I had extremely bad experience trying to setup act on my Macbook. If this is something that actually works (and doesn't steal my credentials), I'm willing to try it despite AI non-features.
What I don’t get about this is how you run OS specific tasks (Windows, macOS, Linux)..
I started playing with proxmox VMs and containers in them (docker and tart) to see if I can build some local infrastructure to properly solve this…
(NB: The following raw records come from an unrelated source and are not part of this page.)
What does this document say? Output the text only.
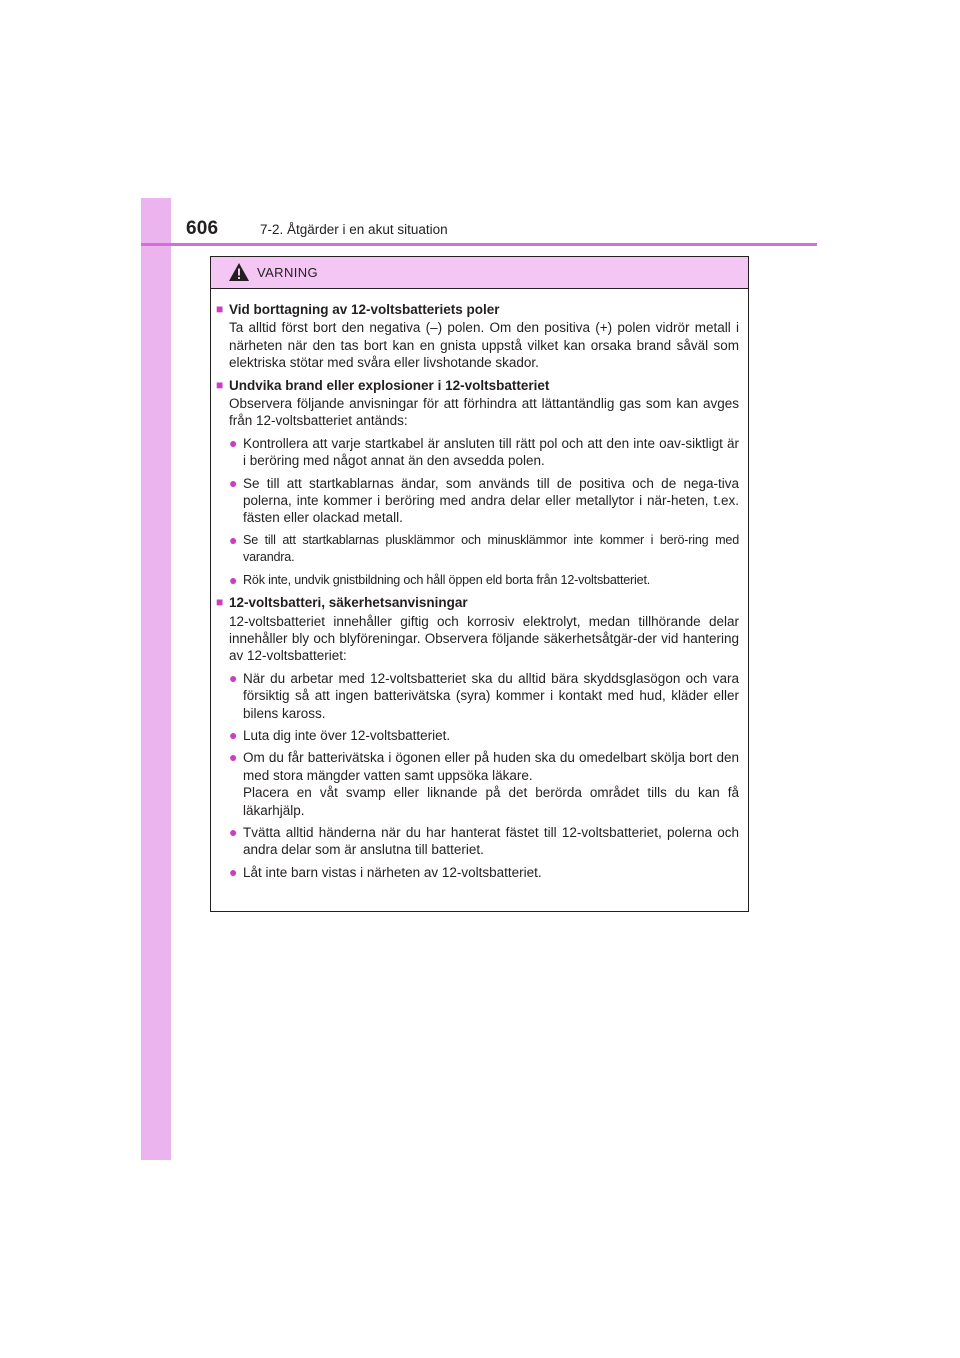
606	7-2. Åtgärder i en akut situation
VARNING
■ Vid borttagning av 12-voltsbatteriets poler
Ta alltid först bort den negativa (–) polen. Om den positiva (+) polen vidrör metall i närheten när den tas bort kan en gnista uppstå vilket kan orsaka brand såväl som elektriska stötar med svåra eller livshotande skador.
■ Undvika brand eller explosioner i 12-voltsbatteriet
Observera följande anvisningar för att förhindra att lättantändlig gas som kan avges från 12-voltsbatteriet antänds:
● Kontrollera att varje startkabel är ansluten till rätt pol och att den inte oav-siktligt är i beröring med något annat än den avsedda polen.
● Se till att startkablarnas ändar, som används till de positiva och de nega-tiva polerna, inte kommer i beröring med andra delar eller metallytor i när-heten, t.ex. fästen eller olackad metall.
● Se till att startkablarnas plusklämmor och minusklämmor inte kommer i berö-ring med varandra.
● Rök inte, undvik gnistbildning och håll öppen eld borta från 12-voltsbatteriet.
■ 12-voltsbatteri, säkerhetsanvisningar
12-voltsbatteriet innehåller giftig och korrosiv elektrolyt, medan tillhörande delar innehåller bly och blyföreningar. Observera följande säkerhetsåtgär-der vid hantering av 12-voltsbatteriet:
● När du arbetar med 12-voltsbatteriet ska du alltid bära skyddsglasögon och vara försiktig så att ingen batterivätska (syra) kommer i kontakt med hud, kläder eller bilens kaross.
● Luta dig inte över 12-voltsbatteriet.
● Om du får batterivätska i ögonen eller på huden ska du omedelbart skölja bort den med stora mängder vatten samt uppsöka läkare.
Placera en våt svamp eller liknande på det berörda området tills du kan få läkarhjälp.
● Tvätta alltid händerna när du har hanterat fästet till 12-voltsbatteriet, polerna och andra delar som är anslutna till batteriet.
● Låt inte barn vistas i närheten av 12-voltsbatteriet.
We support macOS via tartlet, but basically it's always linux. If you need windows then it's gonna be an issue.
The jobs runs via containers.
How to kill a busniess 101. The brand damage to business and owner is incalculable.
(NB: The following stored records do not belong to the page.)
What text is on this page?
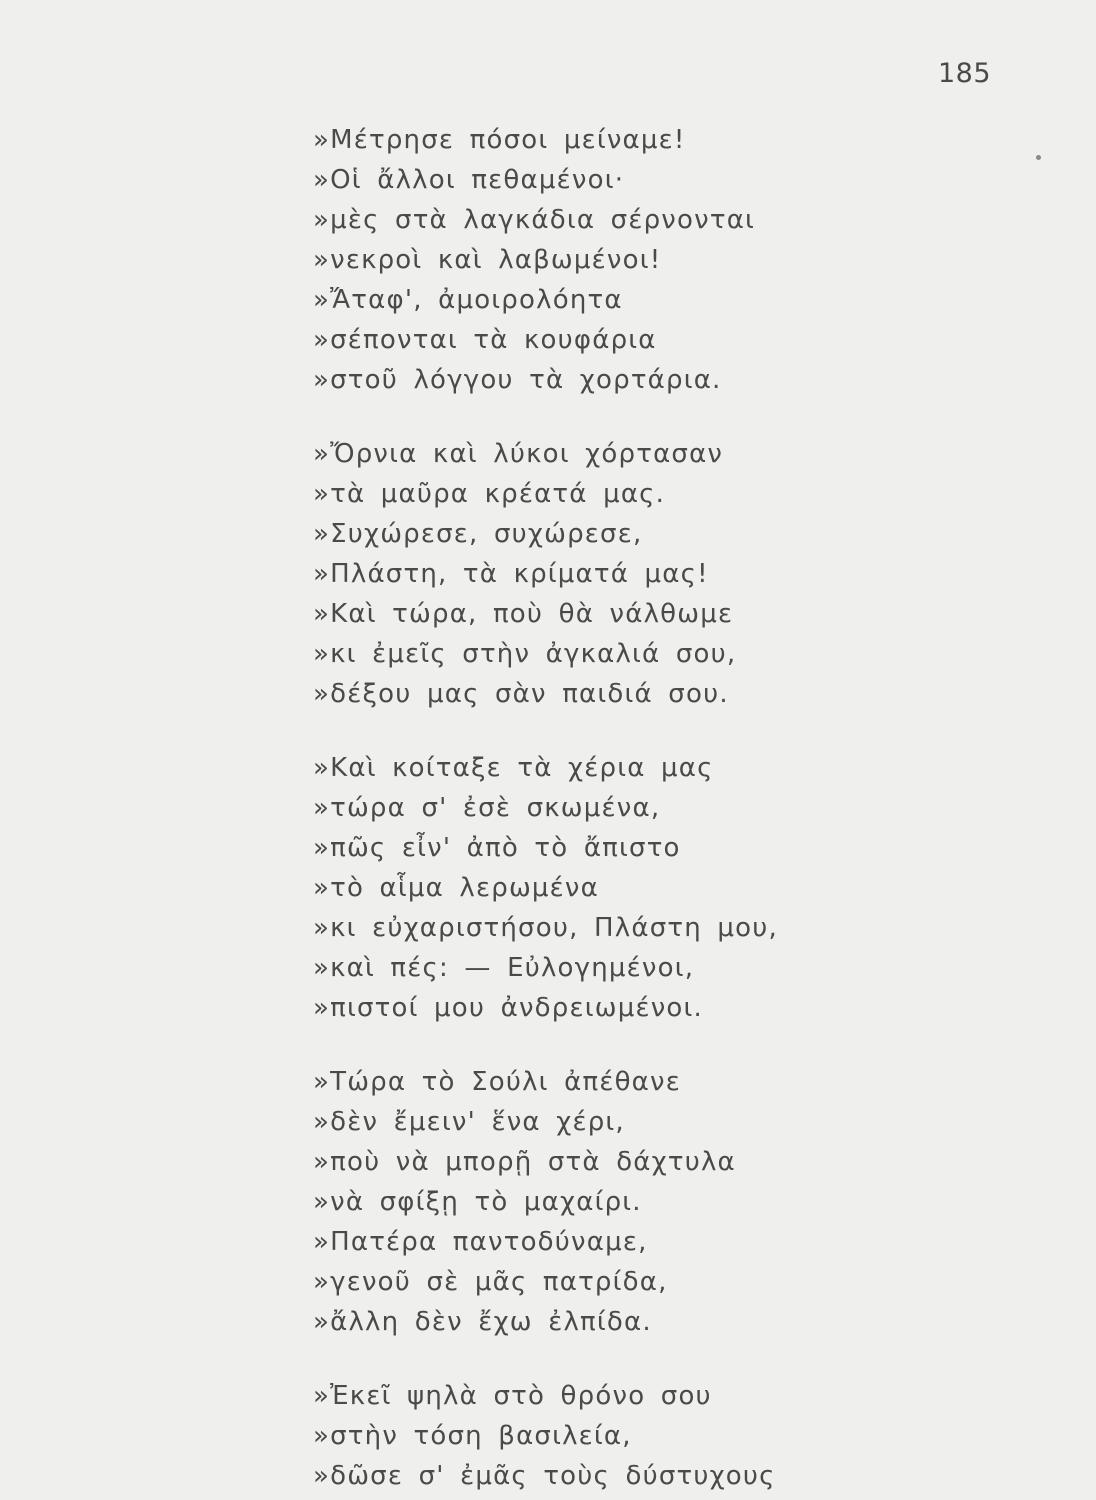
185
»Μέτρησε πόσοι μείναμε!
»Οἱ ἄλλοι πεθαμένοι·
»μὲς στὰ λαγκάδια σέρνονται
»νεκροὶ καὶ λαβωμένοι!
»Ἄταφ', ἀμοιρολόητα
»σέπονται τὰ κουφάρια
»στοῦ λόγγου τὰ χορτάρια.
»Ὄρνια καὶ λύκοι χόρτασαν
»τὰ μαῦρα κρέατά μας.
»Συχώρεσε, συχώρεσε,
»Πλάστη, τὰ κρίματά μας!
»Καὶ τώρα, ποὺ θὰ νάλθωμε
»κι ἐμεῖς στὴν ἀγκαλιά σου,
»δέξου μας σὰν παιδιά σου.
»Καὶ κοίταξε τὰ χέρια μας
»τώρα σ' ἐσὲ σκωμένα,
»πῶς εἶν' ἀπὸ τὸ ἄπιστο
»τὸ αἷμα λερωμένα
»κι εὐχαριστήσου, Πλάστη μου,
»καὶ πές: — Εὐλογημένοι,
»πιστοί μου ἀνδρειωμένοι.
»Τώρα τὸ Σούλι ἀπέθανε
»δὲν ἔμειν' ἕνα χέρι,
»ποὺ νὰ μπορῇ στὰ δάχτυλα
»νὰ σφίξῃ τὸ μαχαίρι.
»Πατέρα παντοδύναμε,
»γενοῦ σὲ μᾶς πατρίδα,
»ἄλλη δὲν ἔχω ἐλπίδα.
»Ἐκεῖ ψηλὰ στὸ θρόνο σου
»στὴν τόση βασιλεία,
»δῶσε σ' ἐμᾶς τοὺς δύστυχους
Incredible how reliable the heuristic of "something seems off - probably github being down" has gotten these days
It's big enough that every time it goes down, it surely stops somebody from pushing fix for what they currently have broken, so I wonder if status page services see some kind of ripple from github outages.
About an hour ago I was having trouble browsing repo files in the browser and I thought "A disturbance in the force, is Github down?" Refreshed HN and loaded up their status site. Nada.
(Ofc, in a sensible universe, we just brush that off to a JS/Firefox glitch or my ISP.)
And yet, here I am. My code is not compiling, my AI isn't vibing, nonetheless I can't work! Two more hours before I can get off!
https://www.dayswithoutgithubincident.com
Why do they go down so often? Is it true that the reason is that they've incorporated too much AI without human review?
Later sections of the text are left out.